Das sog. Schmetterlingshaus wird unter anderem von einer Gruppe von Zwergottern bewohnt. Ihr Gehege schien jedoch wenig einfallsreich eingerichtet, und es war keinerlei Rückzugsmöglichkeit (Schlafbox o.ä.) sichtbar! Dennoch scheint es den Tieren hier gut zu gehen, denn im Herbst 2002 gab es Nachwuchs. Ansonsten leben verschiedene Vögel und Schmetterlinge im reich bepflanzten Haus, die Teiche sind mit zahlreichen Fischen besetzt und in Terrarien werden weitere Insekten gezeigt




Fazit: Wenn dieser Park eines nicht hat, dann ist es Platzmangel (20 ha, 150 Tierarten). Große Pflanzungen, Blumenbeete, Baumgruppen und Freiflächen finden sich überall, die Anlagen sind (meist) großzügig bis nahezu überdimensioniert, wie etwa die Streichelgehege, auf dessen Fläche anderswo eine Zebraherde gehalten würde... 

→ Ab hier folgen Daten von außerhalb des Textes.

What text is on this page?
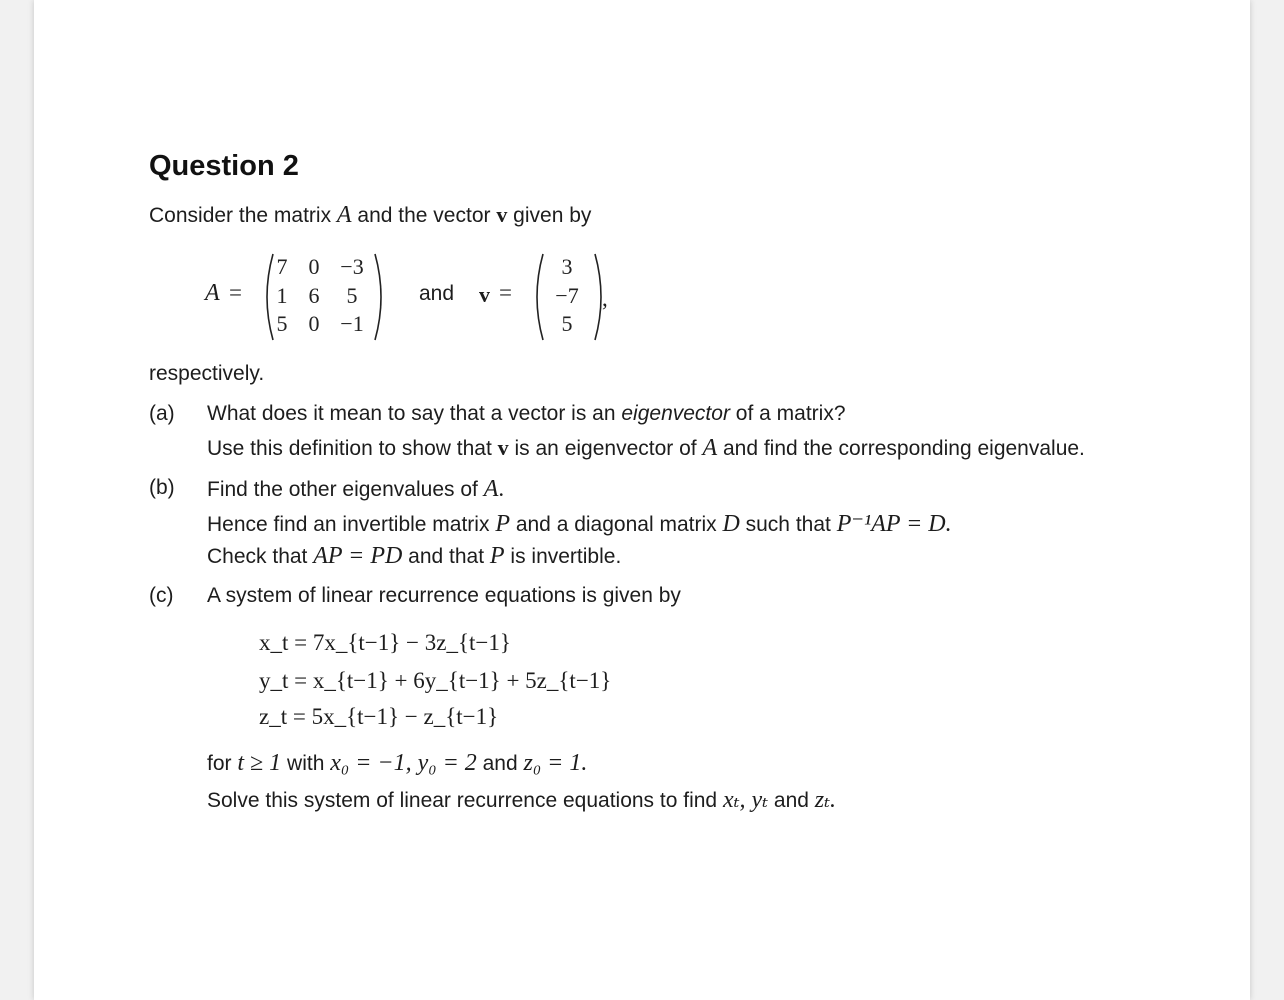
Question 2
Consider the matrix A and the vector v given by
A =
7 0 −3
1 6	5
5 0 −1
and v =
3
−7
5
,
respectively.
(a) What does it mean to say that a vector is an eigenvector of a matrix?
Use this definition to show that v is an eigenvector of A and find the corresponding eigenvalue.
(b) Find the other eigenvalues of A.
Hence find an invertible matrix P and a diagonal matrix D such that P⁻¹AP = D.
Check that AP = PD and that P is invertible.
(c) A system of linear recurrence equations is given by
x_t = 7x_{t−1} − 3z_{t−1}
y_t = x_{t−1} + 6y_{t−1} + 5z_{t−1}
z_t = 5x_{t−1} − z_{t−1}
for t ≥ 1 with x₀ = −1, y₀ = 2 and z₀ = 1.
Solve this system of linear recurrence equations to find xₜ, yₜ and zₜ.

Nicht nur deshalb hat der Vogelpark Marlow ein enormes Entwicklungspotential. Auch die bereits vorhandenen Anlagen lassen z.T. noch Weiterentwicklungen zu (Nationalparksvoliere!).

Auch aufgrund der gesehenen Baumaßnahmen empfehlen sich daher weitere Besuche in Zukunft.



Kormoran


Stiftungstafel


Der Vogelpark ist Mitgliedszoo der Stiftung Artenschutz


Erstellt am 7.4.2003



Anmerkung: Einige Mitglieder der Zoo-AG besuchten den Vogelpark Marlow 2001 privat, da vorherige Anfragen nach einer Exkursion / einem Treffen mit einem Mitarbeiter nicht beantwortet wurden. Unsere Eindrücke deckten sich Großteils mit diesem Bericht.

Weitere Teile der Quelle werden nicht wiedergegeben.